Pope Francis is a pope of many firsts including the first Jesuit pontiff. The priests at the Jesuit Center in Wernersville, Berks Co., are excited and surprised one of their own is the new church leader.
The Jesuits are an order of priests known to be educators in the Catholic world.
"When Ignatius was inclined to found a new religious order in the 16th century, there was a great need for reform and reform from the body up," said Father Joe Currie, the rector at the Jesuit Center.
Jesuits, as reformers, are not inclined to be bishops, cardinals or a pope, Currie said.
"I think they're all excited but surprised," said Father Joe.

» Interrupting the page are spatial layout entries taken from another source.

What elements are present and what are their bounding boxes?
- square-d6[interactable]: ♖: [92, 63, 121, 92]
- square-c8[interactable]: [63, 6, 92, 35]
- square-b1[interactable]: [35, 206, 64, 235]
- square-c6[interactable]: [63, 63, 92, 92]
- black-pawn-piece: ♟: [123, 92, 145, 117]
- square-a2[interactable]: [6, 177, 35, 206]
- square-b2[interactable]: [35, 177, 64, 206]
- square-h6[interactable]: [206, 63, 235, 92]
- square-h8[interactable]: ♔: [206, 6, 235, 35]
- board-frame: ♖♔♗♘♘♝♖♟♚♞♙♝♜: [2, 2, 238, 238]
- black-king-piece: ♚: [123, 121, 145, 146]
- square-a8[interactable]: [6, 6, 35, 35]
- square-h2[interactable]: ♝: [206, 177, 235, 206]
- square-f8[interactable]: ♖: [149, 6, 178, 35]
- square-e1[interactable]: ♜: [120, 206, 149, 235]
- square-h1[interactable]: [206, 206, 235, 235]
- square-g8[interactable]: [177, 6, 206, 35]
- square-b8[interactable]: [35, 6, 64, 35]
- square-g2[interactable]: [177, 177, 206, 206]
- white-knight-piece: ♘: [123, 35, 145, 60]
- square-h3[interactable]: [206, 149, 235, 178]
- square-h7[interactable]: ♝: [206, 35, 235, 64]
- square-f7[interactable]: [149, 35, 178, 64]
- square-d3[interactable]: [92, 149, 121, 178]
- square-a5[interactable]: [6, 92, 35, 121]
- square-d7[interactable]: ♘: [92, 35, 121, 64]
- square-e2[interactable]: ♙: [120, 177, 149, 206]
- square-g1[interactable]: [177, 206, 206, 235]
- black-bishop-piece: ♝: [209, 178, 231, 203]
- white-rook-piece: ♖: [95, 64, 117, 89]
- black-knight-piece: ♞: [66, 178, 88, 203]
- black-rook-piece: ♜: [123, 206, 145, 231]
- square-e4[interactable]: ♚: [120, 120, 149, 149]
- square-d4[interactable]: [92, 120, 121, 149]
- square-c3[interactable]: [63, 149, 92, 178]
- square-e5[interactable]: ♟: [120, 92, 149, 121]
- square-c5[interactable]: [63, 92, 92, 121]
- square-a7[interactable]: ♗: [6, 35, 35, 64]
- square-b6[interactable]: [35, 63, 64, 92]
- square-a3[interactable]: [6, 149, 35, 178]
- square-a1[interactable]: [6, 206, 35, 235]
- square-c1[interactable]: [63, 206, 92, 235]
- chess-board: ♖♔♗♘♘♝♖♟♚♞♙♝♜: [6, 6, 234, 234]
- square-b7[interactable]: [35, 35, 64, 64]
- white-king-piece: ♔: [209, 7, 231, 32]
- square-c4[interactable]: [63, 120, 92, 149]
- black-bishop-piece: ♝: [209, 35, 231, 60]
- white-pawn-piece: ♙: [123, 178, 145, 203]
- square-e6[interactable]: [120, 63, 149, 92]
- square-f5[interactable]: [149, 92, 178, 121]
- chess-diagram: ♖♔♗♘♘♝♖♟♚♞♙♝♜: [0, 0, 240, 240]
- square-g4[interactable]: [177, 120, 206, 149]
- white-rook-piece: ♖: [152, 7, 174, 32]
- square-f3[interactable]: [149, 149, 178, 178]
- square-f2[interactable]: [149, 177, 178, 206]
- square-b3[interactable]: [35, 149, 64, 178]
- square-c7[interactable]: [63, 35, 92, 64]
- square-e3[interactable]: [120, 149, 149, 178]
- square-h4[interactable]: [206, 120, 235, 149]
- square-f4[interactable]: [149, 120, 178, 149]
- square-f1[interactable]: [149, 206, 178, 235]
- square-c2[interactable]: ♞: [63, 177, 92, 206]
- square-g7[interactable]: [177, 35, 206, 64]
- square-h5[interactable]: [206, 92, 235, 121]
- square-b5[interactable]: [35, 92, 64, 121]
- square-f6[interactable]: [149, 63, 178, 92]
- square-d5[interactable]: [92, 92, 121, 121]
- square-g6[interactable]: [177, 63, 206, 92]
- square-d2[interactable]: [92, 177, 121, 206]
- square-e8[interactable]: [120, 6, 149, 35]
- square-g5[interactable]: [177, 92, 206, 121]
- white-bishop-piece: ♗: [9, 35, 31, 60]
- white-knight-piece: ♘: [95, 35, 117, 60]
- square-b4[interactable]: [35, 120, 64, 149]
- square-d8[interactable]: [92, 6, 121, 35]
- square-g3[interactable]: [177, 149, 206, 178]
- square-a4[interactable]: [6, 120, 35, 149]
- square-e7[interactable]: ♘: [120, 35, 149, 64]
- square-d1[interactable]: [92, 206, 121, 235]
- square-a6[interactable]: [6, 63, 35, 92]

A community of priests at the Jesuit Center do outreach throughout Berks County, and Currie said he was in the right place when Pope Francis was revealed.
"I was up at Alvernia, which is a Franciscan college, just helping out until they find a Catholic chaplain over there," said Currie, noting that the students were watching the news. "There was excitement because some of the students in campus ministry are from Latin America, so there was great excitement there."
They were celebrating because the new pope is from Argentina, and Currie was celebrating because they're from the same order.
"I was at a Franciscan place yesterday and a Jesuit was named pope, so it was quite apropos," said Francis, who added that the name says a lot about the new pope. "Saint Francis of Assisi in the 13th century heard a voice from Jesus saying, 'Rebuild my church.' So that may be the reason why he chose the name Saint Francis of Assisi."
Pope Francis could rebuild today's church, Currie said.
"He's a man of the Gospel," he said. "I think that's what the church needs today, to give up its grandeur and its entitlements and things like that and to get with the people."